Somehow, being the cynic that I am, I have never searched for Mr. Perfect. I have always wanted Mr. Perfect-for-me.
I know I am different and so who I am with has to be someone who understands that because he is the same way too. But we are not the same type of different...if you get what I mean.
No one wants to be lonely and that is why sometimes we equate over looking flaws to mean allowing all sort of nonsense in our lives. Flaw= snoring in bed. Nonsense= snoring in bed with another woman who is not me.
Flaw= quick tempered. Nonsense= quick temper that cannot be controlled and he decides that his father is a bastard and he wants to hit me...
At the end of the day, one should keep an open mind, an open heart and open eyes. Your "person" is out there, if he/she has not already been found

Rombo said...

I agree with cat: "perfect for me" will do. I know I'm a bit much to handle, so I wouldn't foist myself on just anybody.

That said, I go by what I said way back: "Nothing's ever like the picture in the book." Which phrase was used initially to mean that nothing you cook will ever seem to quite look like the picture in the recipe in the book, but it can be translated into any number of life circumstances.

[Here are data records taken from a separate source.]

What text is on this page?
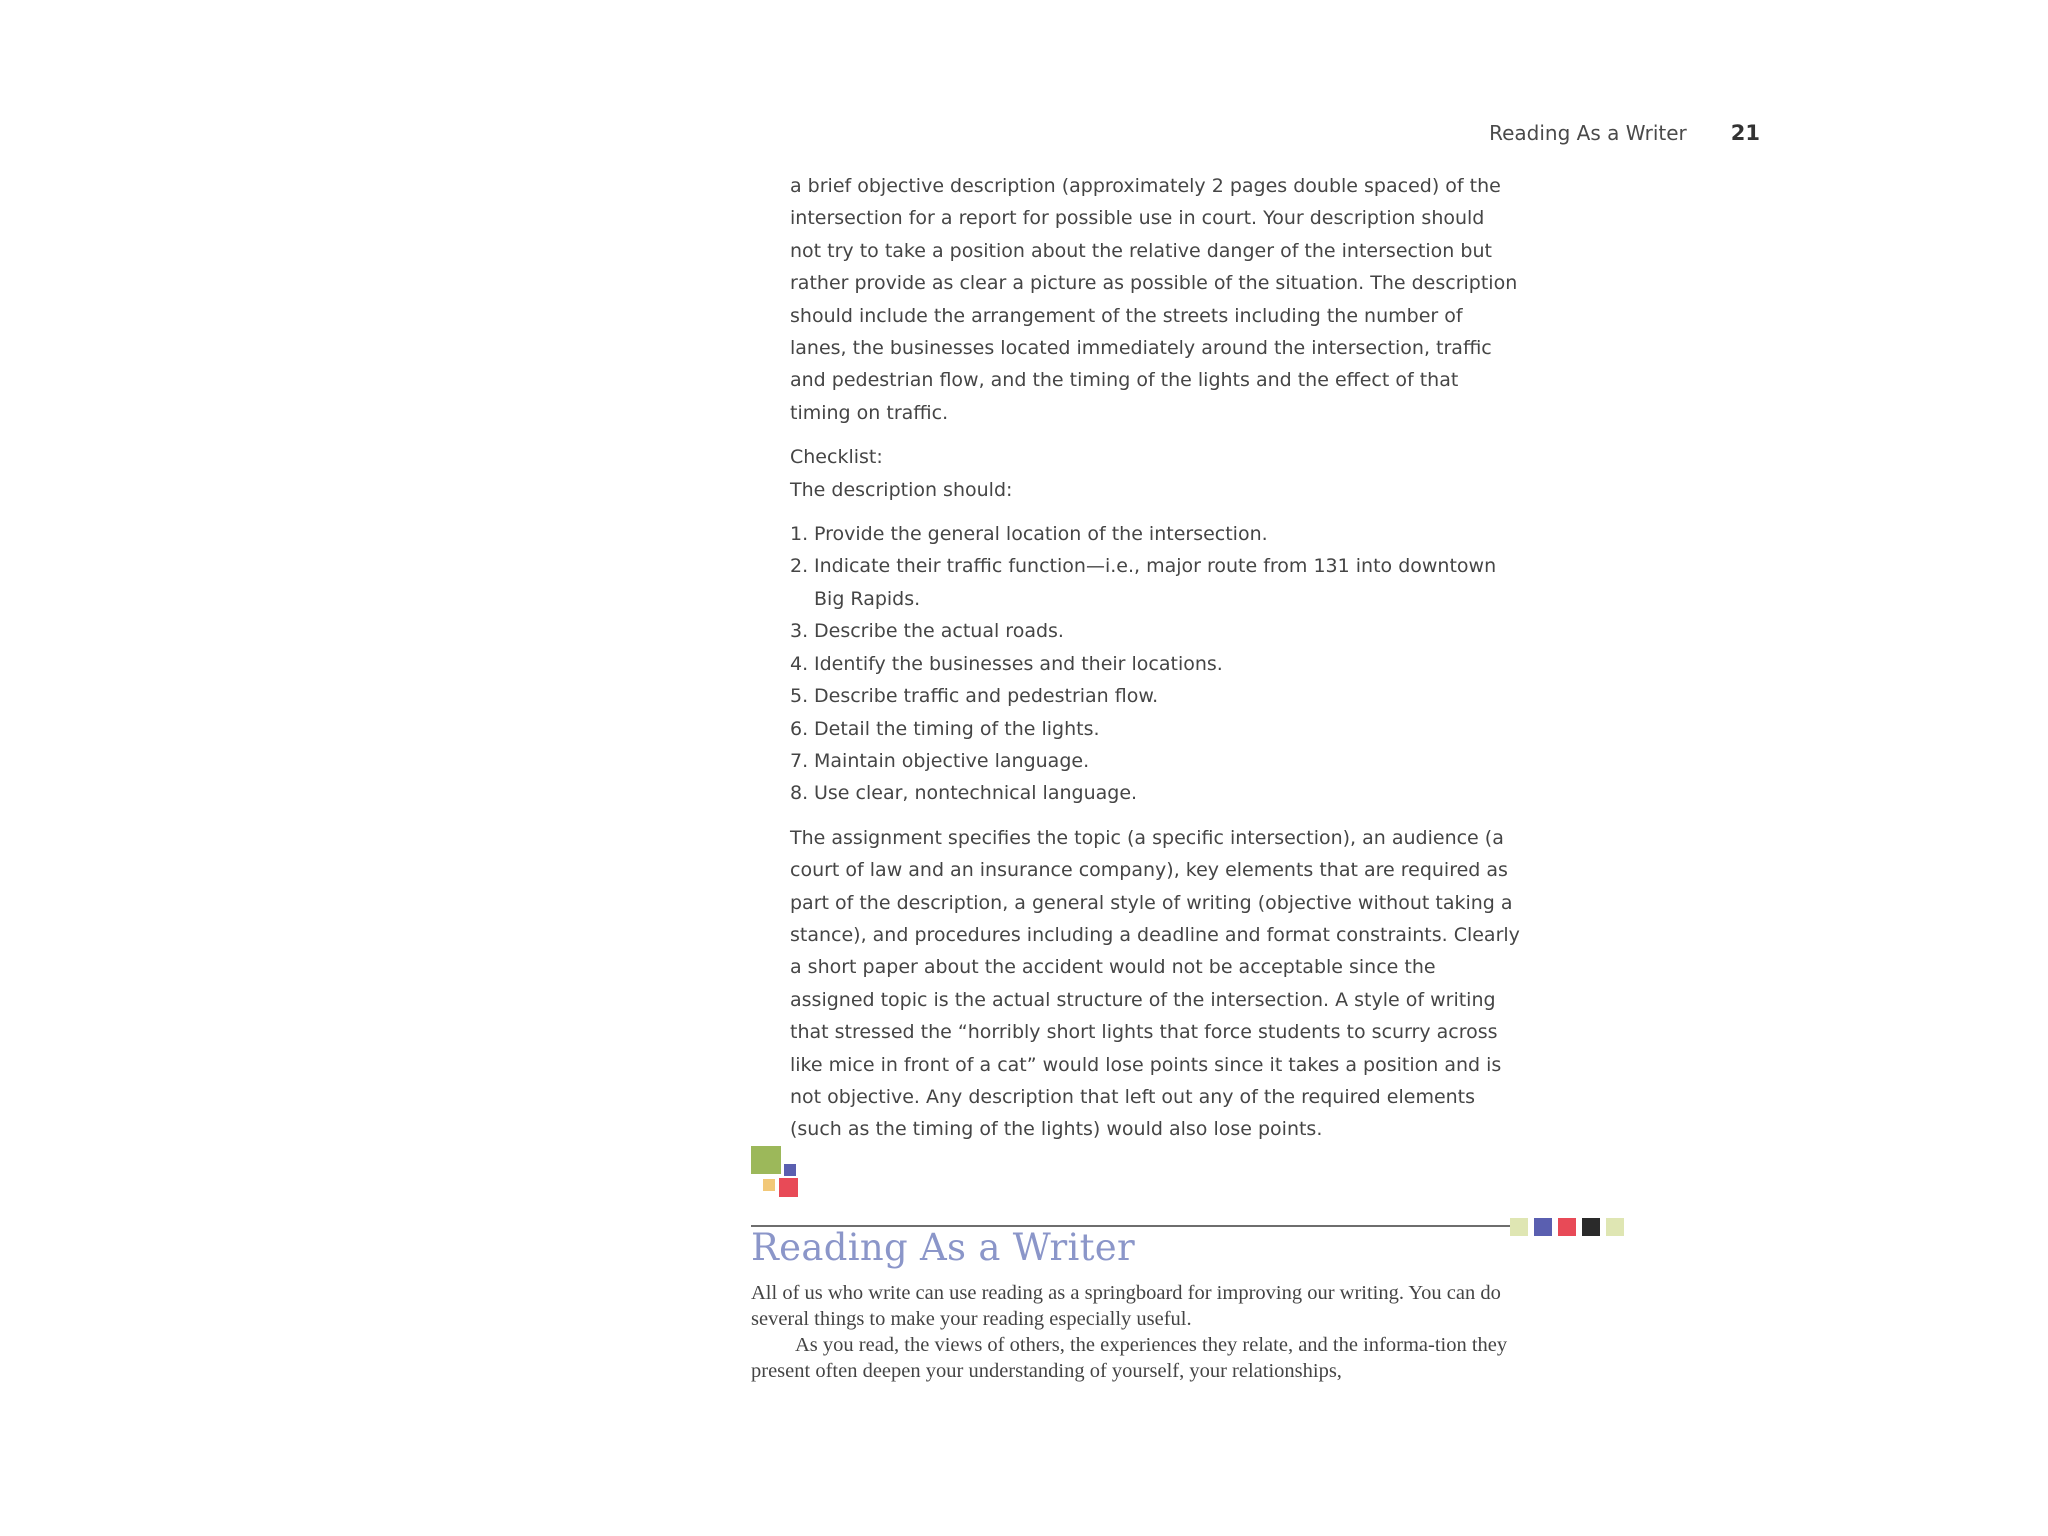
Reading As a Writer 21

a brief objective description (approximately 2 pages double spaced) of the intersection for a report for possible use in court. Your description should not try to take a position about the relative danger of the intersection but rather provide as clear a picture as possible of the situation. The description should include the arrangement of the streets including the number of lanes, the businesses located immediately around the intersection, traffic and pedestrian flow, and the timing of the lights and the effect of that timing on traffic.

Checklist:

The description should:

1. Provide the general location of the intersection.
2. Indicate their traffic function—i.e., major route from 131 into downtown Big Rapids.
3. Describe the actual roads.
4. Identify the businesses and their locations.
5. Describe traffic and pedestrian flow.
6. Detail the timing of the lights.
7. Maintain objective language.
8. Use clear, nontechnical language.

The assignment specifies the topic (a specific intersection), an audience (a court of law and an insurance company), key elements that are required as part of the description, a general style of writing (objective without taking a stance), and procedures including a deadline and format constraints. Clearly a short paper about the accident would not be acceptable since the assigned topic is the actual structure of the intersection. A style of writing that stressed the “horribly short lights that force students to scurry across like mice in front of a cat” would lose points since it takes a position and is not objective. Any description that left out any of the required elements (such as the timing of the lights) would also lose points.

Reading As a Writer

All of us who write can use reading as a springboard for improving our writing. You can do several things to make your reading especially useful.

As you read, the views of others, the experiences they relate, and the informa-tion they present often deepen your understanding of yourself, your relationships,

So I suppose it's about knowing what you want, which not a bad thing, but at the same time, recognising a good thing when you have it.

Joy Isi Bewaji said...

this post is like a teddy bear that can be cuddled...so cute *sniff *sniff
i pray y'all find your perfect mates!

Eyin'ju Oluwa said...

Is this the last girl whisperer writeup for the yr?? Sounds like its come to an end. Shey you'll share the toasting emails you get cos you kinda put it like you're single and looking:D You know i'm just looking for your trouble as usual...i think you'll marry an Igbo woman, am i right or am i right?:D Have a lovely weekend...

Sherri said...

they do exist in the flesh!
there is the one who hold the strings to ones's heart
only beautiful harmonies echoes their every touch of the string

Flourishing Florida said...

Funny, this is so like my posting at my blog 'shotmusinz' - lured by romance'. Bobo, take heart. No be only u wey dey suffer from overdose of hollywood (they themselves r the greatest sufferers). Till date, am still struggling weda to go with my heart or my head, since the two rarely go hand n hand (don't u just hate it!)